Woody Allen s’est toujours placé dans le rôle du génie incompris, sauf que dans son cas, ce n’est pas le reste du monde qui ne le comprend pas, mais lui-même. Cette posture psychologique face à son propre art lui a toujours permis d’éviter les foudres de la presse qui reçoit ses films en chefs d’œuvre ou tièdement. Mais, il est certain que Woody Allen est en train de couler. Son radeau esquissé par « Minuit à Paris » ne fonctionne finalement pas. Sans doute que l’air parisien lui sied mieux que celui de Rome. Depuis « Match Point » en 2005, film étonnant dans sa filmographie, Woody Allen se perd dans un voyage européen qui s’éternise. Il est le cinéaste de la ville, le cinéaste de la classe bourgeoise d’un New-York dont il est l’âme. Mais, le Woody Allen globe-trotteur ne rassemble dans son sac à dos que les mauvais côtés de son cinéma. Certes, il a toujours des éclairs de génie: le rôle de Pénélope Cruz dans « Vicky Cristina Barcelona » (le seul grand rôle de l’actrice non-écrit par Almodovar), l’alter-égo d’Allen dans « Whatever Works »… Mais son cinéma est devenu bavard. On peut dire qu’Allen a toujours été le cinéaste des dialogues, le scénariste de la parole. Mais, le contenu n’est plus. Il reste seulement un assemblage de phrases creuses. Où est passé l’humour si spécial de l’auteur ?

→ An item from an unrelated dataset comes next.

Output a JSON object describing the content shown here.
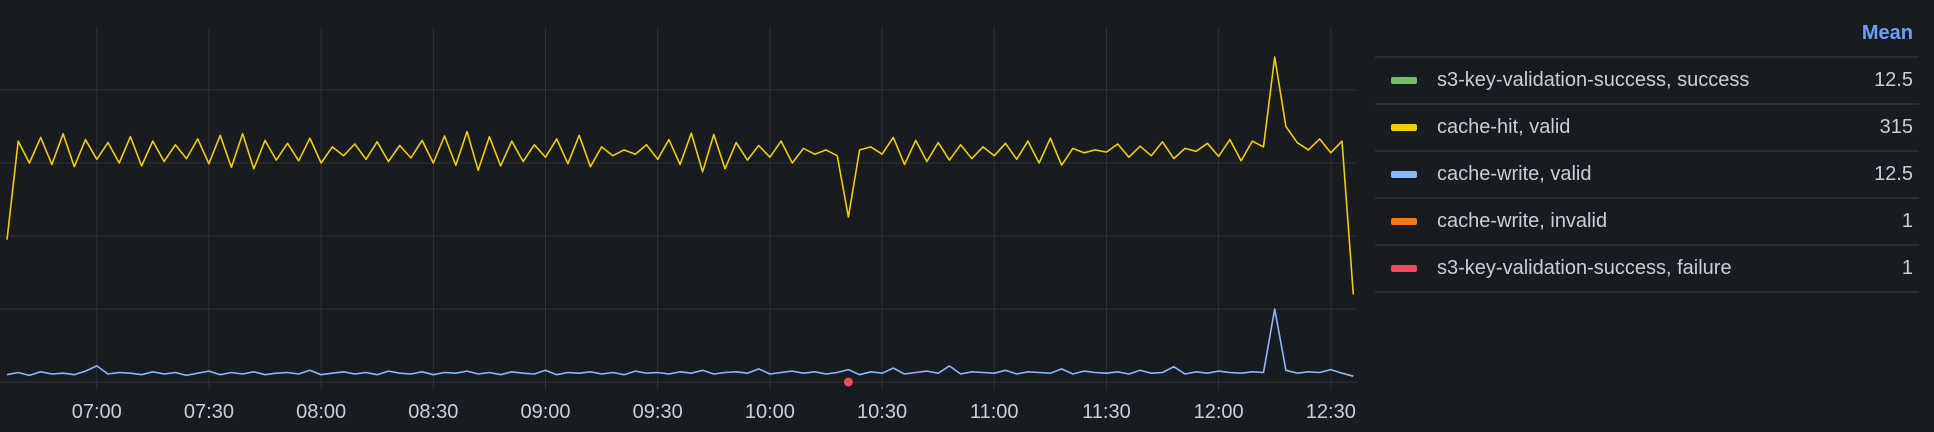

Pour palier sa vision péjorative de sa filmographie, Woody Allen a toujours dit qu’il privilégiait la quantité à la qualité, en espérant que dans le tas, un ou deux films seraient réussis. Mais, vu les chefs d’oeuvre qu’il laisse derrière lui, ne devrait-il pas maintenant prendre le temps de faire des films aboutis. « To Rome With Love » donne l’impression d’être un film fait à la va-vite. Le réalisateur ne se pose pas sur la ville de Rome, il la survole seulement. Il n’apporte qu’une vision superficielle de Rome et de ses habitants. Les clichés pleuvent sur Rome, les monuments à voir sont vus. Mais dans tout cela, Woody Allen ne crée rien. Certains se plaignaient du côté carte postal du Paris allenien, mais que diront-ils alors du Rome qu’il dessine ?
« To Rome With Love » montre le nouvel amour du cinéaste pour le film choral. Sauf que l’intérêt du film choral ne réside qu’uniquement dans l’entrelacement des histoires. « Babel » de Alejandro Gonzales Inarritu n’aurait certainement pas la même saveur si les histoires n’étaient pas relier par la vente d’un fusil des années auparavant. « To Rome With Love » n’est alors qu’un banal film à sketchs. Woody Allen aurait du moins éparpiller son scénario dans la futilité de certaines histoires: la partie avec Benigni est si mauvaise que sa présence à l’écran en devient agaçante, l’inutilité du rôle de Alec Baldwin dans le segment Eisenberg-Page. Mais l’esprit de Woody Allen perce quand même de temps à autre le brouillard qui s’abat sur son film. Le Segment Eisenberg-Page rappelle le trio amoureux de « Vicky Cristina Barcelona » sans folie meurtrière, le côté doux et soft. N’oublions pas également la partie qui marque le retour en tant qu’acteur de Allen. C’est dans cette partie que ressort l’absurdité comique qui parcourt certains films de son oeuvre. Sa frénésie, son débit de parole, et les travers de son personnage sont le charme même des scénarios alleniens. Cependant, les moments de répit dans la lourdeur de « To Rome With Love » sont bien trop minces pour oublier les défauts et les ficelles (si visibles) de ce film touristique.
Il ne reste plus qu’une chose à faire pour sauver le cinéma de Woody Allen: lui offrir un billet pour New-York.